India’s Strategic Autonomy Test: How New Delhi Is Navigating the Post-Gaza World Order
India's multi-alignment foreign policy is under stress as the Israel-Hamas war and the Russia-Ukraine conflict force binary choices that New Delhi's "strategic autonomy" doctrine was designed to avoid.
India has repeatedly abstained on or issued carefully balanced statements regarding United Nations resolutions related to the Israel-Gaza war. India has also consistently declined to explicitly condemn Russia’s invasion of Ukraine. India is simultaneously deepening defence and technology cooperation with the United States through frameworks like INDUS-X while maintaining its position as one of Russia’s largest defence export customers. To many Western observers, this looks like strategic inconsistency. To New Delhi, it is strategic autonomy — the principled refusal to be reduced to a clause in another power’s geopolitical calculation.
The question for the years ahead is whether this doctrine remains sustainable, and at what cost. The post-Cold War international order that made multi-alignment feasible is fracturing along increasingly binary fault lines. As global politics reorganises around competing blocs, the space for autonomous middle powers to avoid clear alignment is narrowing.
The Gaza Calculation
India’s response to the Israel-Hamas war illustrates the genuine binds of strategic autonomy. India maintains deep and substantial relationships with Israel, including significant defence trade and active counter-terrorism cooperation. India also has the world’s third-largest Muslim population, significant energy and labour dependencies on Gulf states that have at various points pressed for a stronger Indian stance supporting Palestinian rights, and a historical Non-Aligned Movement identity that sits uncomfortably with unconditional support for any party’s military operations in the conflict.
India’s Ministry of External Affairs has issued carefully worded statements — condemning terrorism, calling for humanitarian access, supporting a negotiated two-state solution — that thread the needle without committing decisively to either side. This approach is diplomatically impressive in its balance and strategically costly in its ambiguity. Both Israel and several Arab states have, at various points, read India’s deliberate ambiguity as a form of unreliability.

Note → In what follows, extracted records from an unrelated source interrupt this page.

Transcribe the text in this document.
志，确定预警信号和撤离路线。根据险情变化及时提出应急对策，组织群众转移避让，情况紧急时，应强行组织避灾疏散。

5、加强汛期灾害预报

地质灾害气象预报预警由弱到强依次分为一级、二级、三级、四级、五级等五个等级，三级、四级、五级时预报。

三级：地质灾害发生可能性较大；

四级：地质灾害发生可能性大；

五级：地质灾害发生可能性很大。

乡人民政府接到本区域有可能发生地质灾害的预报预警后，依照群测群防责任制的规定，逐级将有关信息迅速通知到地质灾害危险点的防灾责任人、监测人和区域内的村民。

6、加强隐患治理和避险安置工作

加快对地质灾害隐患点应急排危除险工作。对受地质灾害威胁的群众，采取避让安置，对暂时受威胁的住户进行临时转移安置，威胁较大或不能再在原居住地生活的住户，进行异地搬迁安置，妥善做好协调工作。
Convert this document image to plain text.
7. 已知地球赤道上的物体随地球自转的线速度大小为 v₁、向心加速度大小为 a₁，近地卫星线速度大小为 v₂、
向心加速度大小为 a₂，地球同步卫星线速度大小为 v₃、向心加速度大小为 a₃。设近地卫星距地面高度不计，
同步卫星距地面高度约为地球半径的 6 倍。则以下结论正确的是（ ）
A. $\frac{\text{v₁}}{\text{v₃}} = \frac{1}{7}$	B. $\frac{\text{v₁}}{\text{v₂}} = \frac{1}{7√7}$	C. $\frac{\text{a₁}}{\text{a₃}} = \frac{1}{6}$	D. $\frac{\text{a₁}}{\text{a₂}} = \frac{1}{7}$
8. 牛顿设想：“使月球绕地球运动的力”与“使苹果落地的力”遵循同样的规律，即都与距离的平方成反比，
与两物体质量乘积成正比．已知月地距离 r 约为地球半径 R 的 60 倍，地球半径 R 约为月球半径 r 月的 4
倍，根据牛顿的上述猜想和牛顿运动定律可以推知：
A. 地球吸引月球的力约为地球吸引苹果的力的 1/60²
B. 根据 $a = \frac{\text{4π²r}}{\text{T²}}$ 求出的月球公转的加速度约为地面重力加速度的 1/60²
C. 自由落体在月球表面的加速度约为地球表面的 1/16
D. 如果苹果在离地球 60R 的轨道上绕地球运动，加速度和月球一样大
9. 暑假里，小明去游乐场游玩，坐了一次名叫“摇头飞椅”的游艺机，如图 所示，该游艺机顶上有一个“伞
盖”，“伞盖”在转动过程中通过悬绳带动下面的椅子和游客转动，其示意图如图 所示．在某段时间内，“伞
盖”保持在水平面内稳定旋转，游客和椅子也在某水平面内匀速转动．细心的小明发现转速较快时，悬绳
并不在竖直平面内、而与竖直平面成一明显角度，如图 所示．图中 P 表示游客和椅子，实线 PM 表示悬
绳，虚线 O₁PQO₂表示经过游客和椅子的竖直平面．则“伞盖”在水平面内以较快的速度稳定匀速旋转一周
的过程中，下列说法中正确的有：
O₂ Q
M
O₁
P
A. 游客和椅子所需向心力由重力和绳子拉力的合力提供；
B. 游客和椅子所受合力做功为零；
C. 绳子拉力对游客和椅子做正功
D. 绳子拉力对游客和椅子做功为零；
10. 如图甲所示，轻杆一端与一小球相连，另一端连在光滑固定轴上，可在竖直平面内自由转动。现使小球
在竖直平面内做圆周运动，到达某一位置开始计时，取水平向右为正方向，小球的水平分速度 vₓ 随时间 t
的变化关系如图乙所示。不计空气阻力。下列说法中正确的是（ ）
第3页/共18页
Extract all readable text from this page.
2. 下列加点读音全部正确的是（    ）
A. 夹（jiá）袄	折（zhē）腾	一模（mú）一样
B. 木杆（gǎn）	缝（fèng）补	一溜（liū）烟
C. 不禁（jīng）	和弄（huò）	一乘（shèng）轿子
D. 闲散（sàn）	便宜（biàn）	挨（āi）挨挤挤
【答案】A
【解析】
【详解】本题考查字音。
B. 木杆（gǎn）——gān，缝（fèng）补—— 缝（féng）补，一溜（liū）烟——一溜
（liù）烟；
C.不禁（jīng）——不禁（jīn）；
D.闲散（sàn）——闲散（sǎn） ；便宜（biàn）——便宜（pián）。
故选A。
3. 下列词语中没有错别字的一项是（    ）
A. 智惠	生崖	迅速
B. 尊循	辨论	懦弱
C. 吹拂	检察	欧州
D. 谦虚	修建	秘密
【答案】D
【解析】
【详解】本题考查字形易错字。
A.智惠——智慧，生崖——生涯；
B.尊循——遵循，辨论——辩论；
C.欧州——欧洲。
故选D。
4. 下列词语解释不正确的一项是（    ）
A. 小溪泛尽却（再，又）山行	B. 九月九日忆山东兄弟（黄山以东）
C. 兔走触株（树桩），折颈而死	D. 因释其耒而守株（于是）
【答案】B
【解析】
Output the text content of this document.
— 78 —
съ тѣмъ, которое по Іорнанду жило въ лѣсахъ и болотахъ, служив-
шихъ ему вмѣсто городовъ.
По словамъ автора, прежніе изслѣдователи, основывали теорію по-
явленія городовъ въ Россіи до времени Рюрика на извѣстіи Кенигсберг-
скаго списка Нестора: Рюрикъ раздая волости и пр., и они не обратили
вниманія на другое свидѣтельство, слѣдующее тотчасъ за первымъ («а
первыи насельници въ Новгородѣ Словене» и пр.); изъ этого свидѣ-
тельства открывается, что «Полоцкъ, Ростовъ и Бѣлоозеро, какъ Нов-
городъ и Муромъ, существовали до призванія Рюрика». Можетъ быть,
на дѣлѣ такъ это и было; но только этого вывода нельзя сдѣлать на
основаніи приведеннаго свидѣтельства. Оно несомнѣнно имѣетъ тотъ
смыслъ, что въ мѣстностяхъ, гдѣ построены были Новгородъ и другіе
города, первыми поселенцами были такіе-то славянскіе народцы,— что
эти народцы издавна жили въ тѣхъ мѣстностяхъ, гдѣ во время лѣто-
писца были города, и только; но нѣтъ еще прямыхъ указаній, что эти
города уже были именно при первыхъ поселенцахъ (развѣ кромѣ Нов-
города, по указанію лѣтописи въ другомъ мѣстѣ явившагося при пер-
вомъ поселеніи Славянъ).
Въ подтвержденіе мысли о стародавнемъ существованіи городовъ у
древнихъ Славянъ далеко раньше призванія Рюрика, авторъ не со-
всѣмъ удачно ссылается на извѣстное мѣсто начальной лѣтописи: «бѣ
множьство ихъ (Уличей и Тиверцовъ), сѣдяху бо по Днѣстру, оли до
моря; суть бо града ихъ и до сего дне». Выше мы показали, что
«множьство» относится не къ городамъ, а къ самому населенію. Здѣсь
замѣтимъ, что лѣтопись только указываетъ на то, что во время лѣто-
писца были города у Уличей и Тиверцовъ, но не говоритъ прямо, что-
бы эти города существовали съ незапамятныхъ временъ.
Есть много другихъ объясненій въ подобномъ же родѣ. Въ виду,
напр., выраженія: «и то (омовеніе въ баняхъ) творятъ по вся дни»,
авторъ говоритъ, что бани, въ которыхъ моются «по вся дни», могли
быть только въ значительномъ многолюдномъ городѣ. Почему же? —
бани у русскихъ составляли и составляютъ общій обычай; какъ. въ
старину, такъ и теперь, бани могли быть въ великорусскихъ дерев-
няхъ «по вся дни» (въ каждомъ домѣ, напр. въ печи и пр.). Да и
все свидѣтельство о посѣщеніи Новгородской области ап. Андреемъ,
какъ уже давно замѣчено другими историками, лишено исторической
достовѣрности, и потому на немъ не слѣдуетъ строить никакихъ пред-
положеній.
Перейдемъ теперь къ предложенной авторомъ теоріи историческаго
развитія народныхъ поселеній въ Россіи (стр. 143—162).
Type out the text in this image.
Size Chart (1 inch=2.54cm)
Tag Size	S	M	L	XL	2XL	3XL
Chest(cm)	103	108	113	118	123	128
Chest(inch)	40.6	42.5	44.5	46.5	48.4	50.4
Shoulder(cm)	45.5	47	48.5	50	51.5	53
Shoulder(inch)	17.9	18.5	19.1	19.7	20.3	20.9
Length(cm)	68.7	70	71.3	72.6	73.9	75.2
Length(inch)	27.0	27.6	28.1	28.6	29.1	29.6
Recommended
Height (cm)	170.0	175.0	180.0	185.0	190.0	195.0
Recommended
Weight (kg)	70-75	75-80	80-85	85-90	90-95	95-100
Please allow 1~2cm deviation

Approximate annual remittances from Indians working in Gulf Cooperation Council states — one of the significant, often underdiscussed, economic stakes embedded in India’s Middle East positioning that rarely features prominently in geopolitical commentary.
The Quad Paradox
India’s membership in the Quad — the security and strategic dialogue grouping alongside the United States, Australia, and Japan, increasingly understood as a counterweight to Chinese influence in the Indo-Pacific — creates a structural tension with its stated commitment to strategic autonomy. Quad membership has accelerated technology transfers, defence access, and intelligence sharing for India. It has also, gradually, drawn India further into the logic of broader American Indo-Pacific strategy in ways that complicate the pure multi-alignment narrative India officially maintains.
China has taken notice. Beijing’s continued infrastructure investment across India’s South Asian neighbourhood, including major port and connectivity projects in Sri Lanka, Bangladesh, and Myanmar, alongside the ongoing China-Pakistan Economic Corridor, can reasonably be read in part as a strategic response to India’s deepening Quad engagement and broader alignment with the United States on Indo-Pacific security matters.
India’s strategic autonomy is not hypocrisy — it is a rational response to a genuinely complex structural position. The challenge is not to abandon autonomy but to give it active content rather than allowing it to remain a posture of calculated ambiguity.
The Case for Principled Engagement
A country with India’s scale, colonial history, and civilisational self-conception does not slot easily into anyone else’s alliance architecture, and there is genuine analytical merit in resisting that reduction. The more durable foundation for strategic autonomy, however, likely lies less in calculated abstentions on contested security resolutions and more in the kind of active, issue-specific coalition building India has pursued on matters like debt relief, climate finance, and equitable technology access — areas where India’s independent positioning can translate into concrete multilateral outcomes rather than remaining primarily a diplomatic posture of avoided commitment.